NASHVILLE, Tenn. — The Tennessee Wildlife Resources Agency said it has expanded the deer Chronic Wasting Disease management zone in West Tennessee after a successful sampling identified where the disease is centered at.

Chronic Wasting Disease, which affects the central nervous system of deer, elk and other cervids, leads to death in every animal infected.

The agency said its initial response efforts to curb the spread of the disease were successful after they were able to sample 2,700 deer, with 99 testing positive in Fayette County, another 69 testing positve in Hardeman County, and one in Madison County. 

“Thanks to the cooperation of hunters and efforts by Agency staff, we exceeded our sampling goals for the CWD Management Zone,” said Chuck Yoest, CWD Coordinator. “The information gathered from these efforts is critical to developing a successful long-term CWD management plan.”

The CWD management zone has now been expanded out to surrounding counties to prevent further spread to other deer, which now includes Chester, Fayette, Hardeman, Haywood, Madison, McNairy, Shelby and Tipton County. 

Statewide, the TWRA said it took samples from 5,400 deer during the 2018-19 hunting seasons. All deer that tested positive were located in West Tennessee in Fayette, Hardeman and Madison counties. 

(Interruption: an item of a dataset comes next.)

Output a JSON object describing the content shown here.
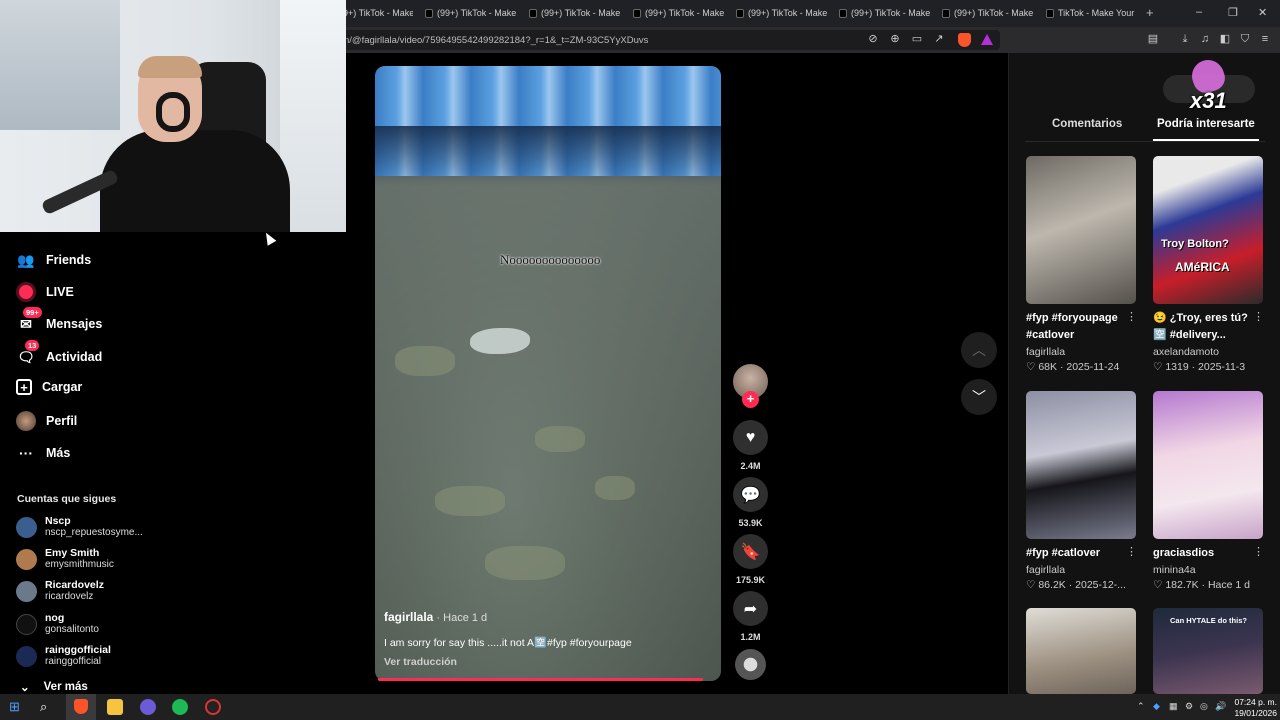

The TWRA said it expects to receive results from remaining samples later in February. Once those are received and analyzed, the state will develop a long-term CWD management plan. 

As part of CWD management, deer carcass exportation restrictions and a restriction on feeding wildlife within the high risk area of the CWD management zone were enacted. 

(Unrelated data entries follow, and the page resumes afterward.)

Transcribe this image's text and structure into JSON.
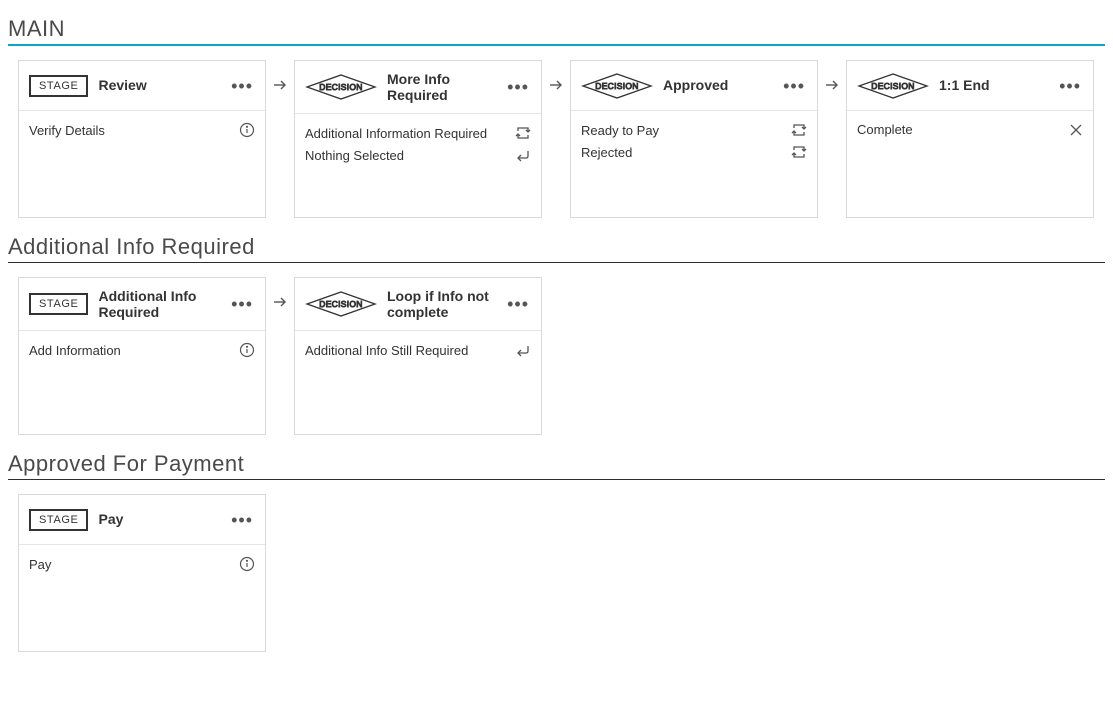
{
  "sections": [
    {
      "title": "MAIN",
      "primary": true,
      "cards": [
        {
          "type": "STAGE",
          "title": "Review",
          "items": [
            {
              "label": "Verify Details",
              "icon": "info"
            }
          ]
        },
        {
          "type": "DECISION",
          "title": "More Info Required",
          "items": [
            {
              "label": "Additional Information Required",
              "icon": "loop"
            },
            {
              "label": "Nothing Selected",
              "icon": "back"
            }
          ]
        },
        {
          "type": "DECISION",
          "title": "Approved",
          "items": [
            {
              "label": "Ready to Pay",
              "icon": "loop"
            },
            {
              "label": "Rejected",
              "icon": "loop"
            }
          ]
        },
        {
          "type": "DECISION",
          "title": "1:1 End",
          "items": [
            {
              "label": "Complete",
              "icon": "x"
            }
          ]
        }
      ]
    },
    {
      "title": "Additional Info Required",
      "primary": false,
      "cards": [
        {
          "type": "STAGE",
          "title": "Additional Info Required",
          "items": [
            {
              "label": "Add Information",
              "icon": "info"
            }
          ]
        },
        {
          "type": "DECISION",
          "title": "Loop if Info not complete",
          "items": [
            {
              "label": "Additional Info Still Required",
              "icon": "back"
            }
          ]
        }
      ]
    },
    {
      "title": "Approved For Payment",
      "primary": false,
      "cards": [
        {
          "type": "STAGE",
          "title": "Pay",
          "items": [
            {
              "label": "Pay",
              "icon": "info"
            }
          ]
        }
      ]
    }
  ],
  "badge_labels": {
    "stage": "STAGE",
    "decision": "DECISION"
  }
}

A commission also created a new deer hunting season for the counties in the CWD management zone. An archery/muzzleloader/gun deer season was established there for Jan. 7-31, 2019. The bag limit for the season is one antlered deer and is unlimited for antlerless deer. 

The idea behind the extra hunting season is to reduce the number of deer in the infected area, in hopes of halting the spread of the disease from one deer to another.

In addition, starting on Dec. 29, 2018, all hunters harvesting deer on weekends (Saturday-Sunday) in the CWD management zone are required to check the deer in at a physical check station. The TWRA will publish the locations of these stations on its website.

CWD poses a significant ecological threat nationwide as members of the deer family become infected. The TWRA said the disease is 100 percent fatal to deer and elk, and can be transmitted in a variety of ways such as contaminated feed or water sources. 

In the late stages of the disease, infected animals lose weight, drool excessively and have very unusual behavior. However, the disease may take two years for the symptoms to be evident.

While CWD is not known to pose a risk to humans or livestock, it is not recommended that people eat deer that test positive for CWD. However, the TWRA says the disease's arrival in Tennessee would inevitably lead to deadly results with deer populations if it were to spread -- likely bringing significant economic losses and impact hunters across the state.